Base-specific cleavage generates a defined experimental mass signal pattern where each mass signal represents at least one fragment evolved from the target sequence. For analysis, this experimental pattern is subsequently compared to an in silico reference mass signal pattern derived from a reference sequence. Differences between the expected and the observed mass signal pattern are interpreted and enable identification of sequence variations. In brief, all unexpected additional signals are collected and their nucleotide compositions are calculated from the detected mass. Then it is calculated from the aggregate of all four-cleavage reactions, which sequence change can account for the observed mass signal changes (3). This procedure involves only part of the reference sequence, namely the affected cleavage product, and not the complete sequence. Hence, one can perform this process at multiple sequences at the same time, provided that the rendered fragments can be mapped to their original sequence. Together with a biochemistry that supports parallel processing of multiple sequences and an analyzer that allows for simultaneous data acquisition, this led us to explore base-specific cleavage/MALDI-TOF MS as a method for multiplexed discovery of sequence polymorphisms (see Figure 1a for visualization of the principle).
MATERIALS AND METHODS
PCR and in vitro transcription
The target regions were PCR-amplified from human genomic DNA using primers that incorporate the T7 [5′-CAG TAA TAC GAC TCA CTA TAG GGA GA] promoter sequence.
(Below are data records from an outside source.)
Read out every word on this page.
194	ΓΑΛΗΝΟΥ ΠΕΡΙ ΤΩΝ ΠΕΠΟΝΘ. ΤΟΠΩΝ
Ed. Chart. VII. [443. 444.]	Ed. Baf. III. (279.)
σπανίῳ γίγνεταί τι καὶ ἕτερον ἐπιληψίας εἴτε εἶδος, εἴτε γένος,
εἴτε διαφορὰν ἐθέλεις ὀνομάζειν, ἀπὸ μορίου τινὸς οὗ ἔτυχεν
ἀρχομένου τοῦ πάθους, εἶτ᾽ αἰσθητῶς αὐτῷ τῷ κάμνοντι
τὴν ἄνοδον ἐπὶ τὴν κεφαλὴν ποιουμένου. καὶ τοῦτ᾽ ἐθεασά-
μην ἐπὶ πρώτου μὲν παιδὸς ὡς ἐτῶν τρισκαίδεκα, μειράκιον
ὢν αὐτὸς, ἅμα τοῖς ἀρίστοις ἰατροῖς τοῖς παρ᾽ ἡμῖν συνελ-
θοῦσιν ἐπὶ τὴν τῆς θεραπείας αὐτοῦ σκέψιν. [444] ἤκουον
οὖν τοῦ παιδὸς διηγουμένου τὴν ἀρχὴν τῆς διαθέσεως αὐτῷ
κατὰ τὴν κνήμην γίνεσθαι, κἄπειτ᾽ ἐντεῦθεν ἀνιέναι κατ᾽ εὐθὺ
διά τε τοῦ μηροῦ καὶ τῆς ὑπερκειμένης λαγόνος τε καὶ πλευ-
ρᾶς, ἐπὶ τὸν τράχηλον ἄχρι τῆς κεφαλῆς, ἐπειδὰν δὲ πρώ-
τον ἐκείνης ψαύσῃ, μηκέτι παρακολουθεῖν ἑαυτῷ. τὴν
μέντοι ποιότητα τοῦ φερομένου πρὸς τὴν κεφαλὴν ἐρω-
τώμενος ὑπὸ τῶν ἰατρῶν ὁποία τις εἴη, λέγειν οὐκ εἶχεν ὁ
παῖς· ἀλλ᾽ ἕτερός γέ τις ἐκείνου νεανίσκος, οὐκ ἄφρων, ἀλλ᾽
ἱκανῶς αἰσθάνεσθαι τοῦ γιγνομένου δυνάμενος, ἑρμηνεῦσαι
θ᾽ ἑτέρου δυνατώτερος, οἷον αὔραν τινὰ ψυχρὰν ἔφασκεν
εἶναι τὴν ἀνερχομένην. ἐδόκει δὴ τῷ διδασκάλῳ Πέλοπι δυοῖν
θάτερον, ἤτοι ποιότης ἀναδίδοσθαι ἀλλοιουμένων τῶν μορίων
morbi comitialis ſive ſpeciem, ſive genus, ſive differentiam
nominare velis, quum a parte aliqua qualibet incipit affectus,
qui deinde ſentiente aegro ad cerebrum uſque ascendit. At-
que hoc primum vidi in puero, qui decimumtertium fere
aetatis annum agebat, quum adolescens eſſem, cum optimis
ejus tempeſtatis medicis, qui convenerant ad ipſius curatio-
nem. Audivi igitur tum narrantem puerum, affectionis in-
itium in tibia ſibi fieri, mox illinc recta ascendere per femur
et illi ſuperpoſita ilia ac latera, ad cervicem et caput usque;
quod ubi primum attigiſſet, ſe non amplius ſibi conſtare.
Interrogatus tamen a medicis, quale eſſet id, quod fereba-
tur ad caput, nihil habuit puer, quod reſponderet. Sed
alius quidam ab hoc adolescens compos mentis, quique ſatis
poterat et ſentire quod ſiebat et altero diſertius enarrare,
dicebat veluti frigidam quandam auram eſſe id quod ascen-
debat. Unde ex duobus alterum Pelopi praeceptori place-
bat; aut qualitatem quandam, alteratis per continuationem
For each target region, two sets of primers were designed to incorporate the T7 promoter sequence either to the forward or to the reverse strand. The following PCR primers were used for uniplex and multiplex reactions. Primer sequences are provided with the T7 promoter tag:
MP1_T7_FOR CAGTAATACGACTCACTATAGGGAGAAGGCTGAGCTATTGCGAGAATAAGGAGATG
MP1_10_REV AGGAAGAGAGCGTGTTTGCTGTGCTTGATTG
MP1_T7_REV CAGTAATACGACTCACTATAGGGAGAAGGCTCGTGTTTGCTGTGCTTGATTG
MP1_10_FOR AGGAAGAGAGGAGCTATTGCGAGAATAAGGAGATG
MP2_T7_FOR CAGTAATACGACTCACTATAGGGAGAAGGCTCAAAATAACCAACAACCTCTTCCAG
MP2_10_REV AGGAAGAGAGGCAGAGCTCACAAGGATGGTTAC
MP2_T7_REV CAGTAATACGACTCACTATAGGGAGAAGGCTGCAGAGCTCACAAGGATGGTTAC
MP2_10_FOR AGGAAGAGAGCAAAATAACCAACAACCTCTTCCAG
MP3_T7_FOR CAGTAATACGACTCACTATAGGGAGAAGGCTGAAGCTCAAGTTTAAAGAAGCGTTG
MP3_10_REV AGGAAGAGAGAGCTGATTCCCCTTCAAGACTATTT
MP3_T7_REV CAGTAATACGACTCACTATAGGGAGAAGGCTAGCTGATTCCCCTTCAAGACTATTT
MP3_10_FOR AGGAAGAGAGGAAGCTCAAGTTTAAAGAAGCGTTG
The following PCR primer pairs were used for the CFTR multiplex of exon 10, 21 and 24:
CFTR_ex10_T7_FOR CAGTAATACGACTCACTATAGGGAGAAGGCTTCAGTTTTCCTGGATTATGC
CFTR_ex10_10MER_REV AGGAAGAGAGTTGGCATGCTTTGATGACGC
CFTR_ex10_T7_REV CAGTAATACGACTCACTATAGGGAGAAGGCTTTGGCATGCTTTGATGACGC
CFTR_ex10_10MER_FOR AGGAAGAGAGTCAGTTTTCCTGGATTATGC
CFTR_EX21_T7_FOR CAGTAATACGACTCACTATAGGGAGAAGGCTGAGGTTCATTTACGTCTTTTGTG
CFTR_EX21_10MER_REV AGGAAGAGAGCATAAAAGTTAAAAAGATGATAAGACTTAC
CFTR_EX21_T7_REV CAGTAATACGACTCACTATAGGGAGAAGGCTCATAAAAGTTAAAAAGATGATAAGACTTAC
CFTR_EX21_10MER_FOR AGGAAGAGAGGAGGTTCATTTACGTCTTTTGTG
CFTR_ex24_T7_FOR CAGTAATACGACTCACTATAGGGAGAAGGCTTTTCTTCTTCTTTTCTTTTTTGCTATAG
CFTR_ex24_10MER_REV AGGAAGAGAGCCCTTTCAAAATCATTTCAGTTA
CFTR_ex24_T7_REV CAGTAATACGACTCACTATAGGGAGAAGGCTCCCTTTCAAAATCATTTCAGTTA
CFTR_ex24_10MER_FOR AGGAAGAGAGTTTCTTCTTCTTTTCTTTTTTGCTATAG
The PCR reactions were carried out in a total volume of 5 μl using 1 pmol of each primer, 40 μM dNTP, 0.1 U Hot Star Taq DNA polymerase (Qiagen), 1.5 mM MgCl2 and buffer supplied with the enzyme (final concentration 1×). The reaction mix was pre-activated for 15 min at 95°C. The reactions were amplified in 45 cycles of 95°C for 20 s, 62°C for 30 s and 72°C for 30 s followed by 72°C for 3 min. Unincorporated dNTPs were dephosphorylated by adding 1.7 μl H2O and 0.3 U Shrimp Alkaline Phosphatase. The reaction was incubated at 37°C for 20 min.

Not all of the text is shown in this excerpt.